Type 2 users are where the spam comes in. They are not in the site already, so the service will “helpfully” send them an email in your name which requests their participation. This is obnoxious, and while it’s technically “ham” not “spam”, it is still something I refuse to do.
Now take a look at this screen grab from Spock’s Gmail address book importer:
You tell me. Does this look like user category 1 or 2? Will it send them email? I decided it wouldn’t and selected “Add to Trust Network”. After all, they must already use the site, right? Then it sent out over 100 email messages to people who have never heard of the site. How do I know? I’ve gotten more than a dozen questions out of the blue from people who I know but haven’t talked to in a while. Their message is simple: “What’s Spock?”
For what it’s worth, here’s Spock’s “phase 2” page requesting to email people. This is what Maia posted, and what the site puts up for some other random set of less-defined people.
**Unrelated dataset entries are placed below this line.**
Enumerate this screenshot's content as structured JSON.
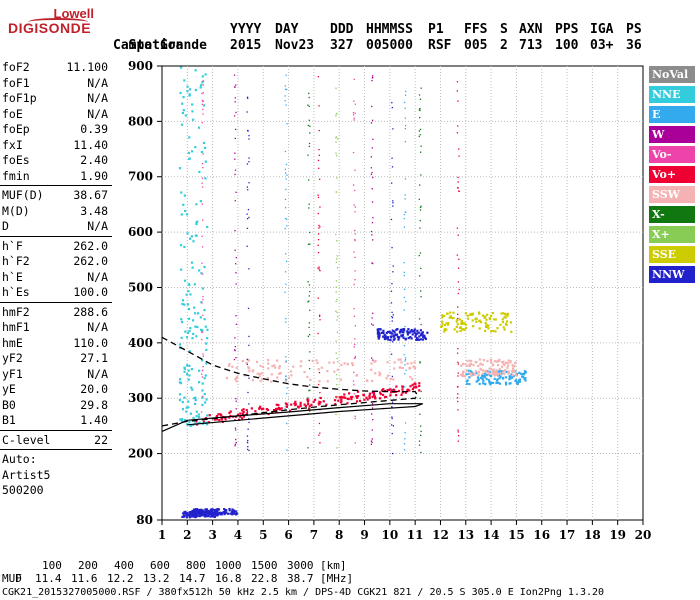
{
  "logo": {
    "line1": "Lowell",
    "line2": "DIGISONDE"
  },
  "header": {
    "col_labels": [
      "Station",
      "YYYY",
      "DAY",
      "DDD",
      "HHMMSS",
      "P1",
      "FFS",
      "S",
      "AXN",
      "PPS",
      "IGA",
      "PS"
    ],
    "row2": {
      "station": "Campo Grande",
      "year": "2015",
      "day": "Nov23",
      "doy": "327",
      "time": "005000",
      "p1": "RSF",
      "ffs": "005",
      "s": "2",
      "axn": "713",
      "pps": "100",
      "iga": "03+",
      "ps": "36"
    }
  },
  "params": [
    {
      "group": [
        {
          "label": "foF2",
          "value": "11.100"
        },
        {
          "label": "foF1",
          "value": "N/A"
        },
        {
          "label": "foF1p",
          "value": "N/A"
        },
        {
          "label": "foE",
          "value": "N/A"
        },
        {
          "label": "foEp",
          "value": "0.39"
        },
        {
          "label": "fxI",
          "value": "11.40"
        },
        {
          "label": "foEs",
          "value": "2.40"
        },
        {
          "label": "fmin",
          "value": "1.90"
        }
      ]
    },
    {
      "group": [
        {
          "label": "MUF(D)",
          "value": "38.67"
        },
        {
          "label": "M(D)",
          "value": "3.48"
        },
        {
          "label": "D",
          "value": "N/A"
        }
      ]
    },
    {
      "group": [
        {
          "label": "h`F",
          "value": "262.0"
        },
        {
          "label": "h`F2",
          "value": "262.0"
        },
        {
          "label": "h`E",
          "value": "N/A"
        },
        {
          "label": "h`Es",
          "value": "100.0"
        }
      ]
    },
    {
      "group": [
        {
          "label": "hmF2",
          "value": "288.6"
        },
        {
          "label": "hmF1",
          "value": "N/A"
        },
        {
          "label": "hmE",
          "value": "110.0"
        },
        {
          "label": "yF2",
          "value": "27.1"
        },
        {
          "label": "yF1",
          "value": "N/A"
        },
        {
          "label": "yE",
          "value": "20.0"
        },
        {
          "label": "B0",
          "value": "29.8"
        },
        {
          "label": "B1",
          "value": "1.40"
        }
      ]
    },
    {
      "group": [
        {
          "label": "C-level",
          "value": "22"
        }
      ]
    }
  ],
  "autoscale": {
    "line1": "Auto:",
    "line2": "Artist5",
    "line3": "500200"
  },
  "legend": [
    {
      "label": "NoVal",
      "color": "#8c8c8c"
    },
    {
      "label": "NNE",
      "color": "#33ccdd"
    },
    {
      "label": "E",
      "color": "#33aaee"
    },
    {
      "label": "W",
      "color": "#aa0099"
    },
    {
      "label": "Vo-",
      "color": "#ee44aa"
    },
    {
      "label": "Vo+",
      "color": "#ee0033"
    },
    {
      "label": "SSW",
      "color": "#f5b2b2"
    },
    {
      "label": "X-",
      "color": "#117711"
    },
    {
      "label": "X+",
      "color": "#88cc55"
    },
    {
      "label": "SSE",
      "color": "#cccc00"
    },
    {
      "label": "NNW",
      "color": "#2222cc"
    }
  ],
  "bottom": {
    "row1_label": "D",
    "row1_values": [
      "100",
      "200",
      "400",
      "600",
      "800",
      "1000",
      "1500",
      "3000"
    ],
    "row1_unit": "[km]",
    "row2_label": "MUF",
    "row2_values": [
      "11.4",
      "11.6",
      "12.2",
      "13.2",
      "14.7",
      "16.8",
      "22.8",
      "38.7"
    ],
    "row2_unit": "[MHz]",
    "footer": "CGK21_2015327005000.RSF / 380fx512h 50 kHz 2.5 km / DPS-4D CGK21 821 / 20.5 S 305.0 E Ion2Png 1.3.20"
  },
  "chart_data": {
    "type": "scatter",
    "title": "",
    "xlabel": "",
    "ylabel": "",
    "xlim": [
      1,
      20
    ],
    "ylim": [
      80,
      900
    ],
    "x_ticks": [
      1,
      2,
      3,
      4,
      5,
      6,
      7,
      8,
      9,
      10,
      11,
      12,
      13,
      14,
      15,
      16,
      17,
      18,
      19,
      20
    ],
    "y_ticks": [
      80,
      200,
      300,
      400,
      500,
      600,
      700,
      800,
      900
    ],
    "grid": true,
    "clusters": [
      {
        "name": "Es trace (NNW)",
        "color": "#2222cc",
        "freq": [
          1.8,
          3.2
        ],
        "height": [
          85,
          95
        ]
      },
      {
        "name": "Es trace (NNW) upper",
        "color": "#2222cc",
        "freq": [
          2.2,
          4.0
        ],
        "height": [
          90,
          100
        ]
      },
      {
        "name": "F trace (Vo+)",
        "color": "#ee0033",
        "freq": [
          2.3,
          11.2
        ],
        "height": [
          258,
          320
        ]
      },
      {
        "name": "F trace (SSW)",
        "color": "#f5b2b2",
        "freq": [
          3.5,
          11.0
        ],
        "height": [
          330,
          370
        ]
      },
      {
        "name": "X trace (SSE)",
        "color": "#cccc00",
        "freq": [
          12.0,
          14.8
        ],
        "height": [
          420,
          455
        ]
      },
      {
        "name": "Oblique (E)",
        "color": "#33aaee",
        "freq": [
          13.0,
          15.4
        ],
        "height": [
          325,
          350
        ]
      },
      {
        "name": "Oblique (NNW)",
        "color": "#2222cc",
        "freq": [
          9.5,
          11.5
        ],
        "height": [
          405,
          425
        ]
      },
      {
        "name": "Oblique (SSW) high",
        "color": "#f5b2b2",
        "freq": [
          12.8,
          15.0
        ],
        "height": [
          340,
          370
        ]
      },
      {
        "name": "Low spread (NNE)",
        "color": "#33ccdd",
        "freq": [
          1.7,
          2.8
        ],
        "height": [
          250,
          900
        ]
      }
    ],
    "profile_lines": {
      "dashed": {
        "x": [
          1,
          2.0,
          3.0,
          4.0,
          5.0,
          6.0,
          7.0,
          8.0,
          9.0,
          10.0,
          11.0,
          11.1,
          11.0,
          10.0,
          9.0,
          8.0,
          7.0,
          6.0,
          5.0,
          4.0,
          3.0,
          2.0,
          1.0
        ],
        "y": [
          410,
          385,
          360,
          345,
          335,
          326,
          320,
          316,
          313,
          312,
          312,
          305,
          300,
          296,
          292,
          288,
          284,
          279,
          274,
          268,
          263,
          258,
          250
        ]
      },
      "solid": {
        "x": [
          1.0,
          2.0,
          4.0,
          6.0,
          8.0,
          10.0,
          11.3,
          11.0,
          10.0,
          8.0,
          6.0,
          4.0,
          2.0
        ],
        "y": [
          240,
          260,
          268,
          275,
          283,
          290,
          290,
          285,
          282,
          276,
          268,
          260,
          252
        ]
      }
    }
  }
}
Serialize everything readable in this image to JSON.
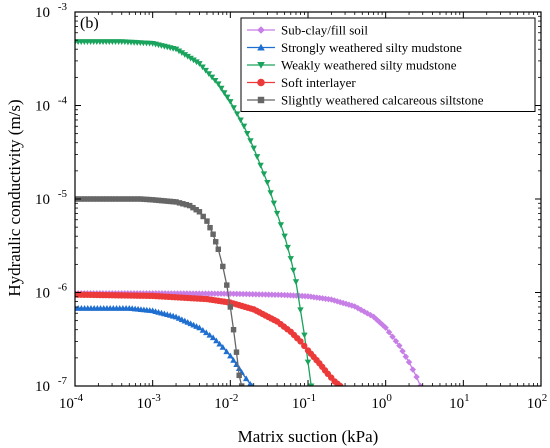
{
  "chart_data": {
    "type": "line",
    "panel_label": "(b)",
    "xlabel": "Matrix suction (kPa)",
    "ylabel": "Hydraulic conductivity (m/s)",
    "xscale": "log",
    "yscale": "log",
    "xlim": [
      0.0001,
      100
    ],
    "ylim": [
      1e-07,
      0.001
    ],
    "x_ticks": [
      {
        "value": 0.0001,
        "base": "10",
        "exp": "-4"
      },
      {
        "value": 0.001,
        "base": "10",
        "exp": "-3"
      },
      {
        "value": 0.01,
        "base": "10",
        "exp": "-2"
      },
      {
        "value": 0.1,
        "base": "10",
        "exp": "-1"
      },
      {
        "value": 1,
        "base": "10",
        "exp": "0"
      },
      {
        "value": 10,
        "base": "10",
        "exp": "1"
      },
      {
        "value": 100,
        "base": "10",
        "exp": "2"
      }
    ],
    "y_ticks": [
      {
        "value": 1e-07,
        "base": "10",
        "exp": "-7"
      },
      {
        "value": 1e-06,
        "base": "10",
        "exp": "-6"
      },
      {
        "value": 1e-05,
        "base": "10",
        "exp": "-5"
      },
      {
        "value": 0.0001,
        "base": "10",
        "exp": "-4"
      },
      {
        "value": 0.001,
        "base": "10",
        "exp": "-3"
      }
    ],
    "grid": false,
    "legend_position": "top-right",
    "series": [
      {
        "name": "Sub-clay/fill soil",
        "color": "#c77ee6",
        "marker": "diamond",
        "points": [
          [
            0.0001,
            9.8e-07
          ],
          [
            0.001,
            9.8e-07
          ],
          [
            0.01,
            9.7e-07
          ],
          [
            0.05,
            9.4e-07
          ],
          [
            0.1,
            9.1e-07
          ],
          [
            0.2,
            8.4e-07
          ],
          [
            0.4,
            7.1e-07
          ],
          [
            0.7,
            5.5e-07
          ],
          [
            1.0,
            4.2e-07
          ],
          [
            1.5,
            2.7e-07
          ],
          [
            2.0,
            1.8e-07
          ],
          [
            2.5,
            1.25e-07
          ],
          [
            2.8,
            1e-07
          ]
        ]
      },
      {
        "name": "Strongly weathered silty mudstone",
        "color": "#1f6fd1",
        "marker": "triangle-up",
        "points": [
          [
            0.0001,
            6.8e-07
          ],
          [
            0.0005,
            6.8e-07
          ],
          [
            0.001,
            6.4e-07
          ],
          [
            0.002,
            5.5e-07
          ],
          [
            0.004,
            4.2e-07
          ],
          [
            0.006,
            3.3e-07
          ],
          [
            0.008,
            2.6e-07
          ],
          [
            0.01,
            2.1e-07
          ],
          [
            0.012,
            1.7e-07
          ],
          [
            0.014,
            1.4e-07
          ],
          [
            0.016,
            1.2e-07
          ],
          [
            0.018,
            1.05e-07
          ],
          [
            0.019,
            1e-07
          ]
        ]
      },
      {
        "name": "Weakly weathered silty mudstone",
        "color": "#1aa35c",
        "marker": "triangle-down",
        "points": [
          [
            0.0001,
            0.00048
          ],
          [
            0.0004,
            0.00048
          ],
          [
            0.001,
            0.00046
          ],
          [
            0.002,
            0.0004
          ],
          [
            0.004,
            0.00028
          ],
          [
            0.007,
            0.00017
          ],
          [
            0.01,
            0.00011
          ],
          [
            0.015,
            6e-05
          ],
          [
            0.02,
            3.5e-05
          ],
          [
            0.03,
            1.5e-05
          ],
          [
            0.04,
            7e-06
          ],
          [
            0.05,
            4e-06
          ],
          [
            0.06,
            2.3e-06
          ],
          [
            0.07,
            1.3e-06
          ],
          [
            0.08,
            6.5e-07
          ],
          [
            0.09,
            3.5e-07
          ],
          [
            0.1,
            1.8e-07
          ],
          [
            0.11,
            1e-07
          ]
        ]
      },
      {
        "name": "Soft interlayer",
        "color": "#ec3a3a",
        "marker": "circle",
        "points": [
          [
            0.0001,
            9.5e-07
          ],
          [
            0.001,
            9.2e-07
          ],
          [
            0.005,
            8.5e-07
          ],
          [
            0.01,
            7.8e-07
          ],
          [
            0.02,
            6.6e-07
          ],
          [
            0.04,
            4.9e-07
          ],
          [
            0.06,
            3.8e-07
          ],
          [
            0.08,
            3e-07
          ],
          [
            0.1,
            2.4e-07
          ],
          [
            0.14,
            1.75e-07
          ],
          [
            0.18,
            1.35e-07
          ],
          [
            0.22,
            1.12e-07
          ],
          [
            0.26,
            1e-07
          ]
        ]
      },
      {
        "name": "Slightly weathered calcareous siltstone",
        "color": "#666666",
        "marker": "square",
        "points": [
          [
            0.0001,
            1e-05
          ],
          [
            0.0007,
            1e-05
          ],
          [
            0.001,
            9.8e-06
          ],
          [
            0.002,
            9.3e-06
          ],
          [
            0.003,
            8.5e-06
          ],
          [
            0.004,
            7.3e-06
          ],
          [
            0.005,
            5.8e-06
          ],
          [
            0.006,
            4.2e-06
          ],
          [
            0.007,
            2.9e-06
          ],
          [
            0.008,
            1.9e-06
          ],
          [
            0.009,
            1.2e-06
          ],
          [
            0.01,
            7e-07
          ],
          [
            0.011,
            4e-07
          ],
          [
            0.012,
            2.3e-07
          ],
          [
            0.013,
            1.3e-07
          ],
          [
            0.014,
            1e-07
          ]
        ]
      }
    ]
  }
}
I clicked “Skip” here for good reason…
So enough with the complaints. I’m ticked off, that’s true, because lots of my contacts are thinking of me as “the guy who just signed me up for some social networking site” rather than “my esteemed business associate” (or whatever else they thought of me). Some of those contacts are high-ranking business folks who get enough unwanted email already. Some were potential partners or customers.
The difference between MySpace and LinkedIn is maturity. MySpace is a playground to impress your friends. LinkedIn is a rolodex to keep connected with colleagues. Where does Spock fit in? (sorry for the campy title…)
On the other hand, I do have to give Maia and Spock some credit for a thoughtful and professional response.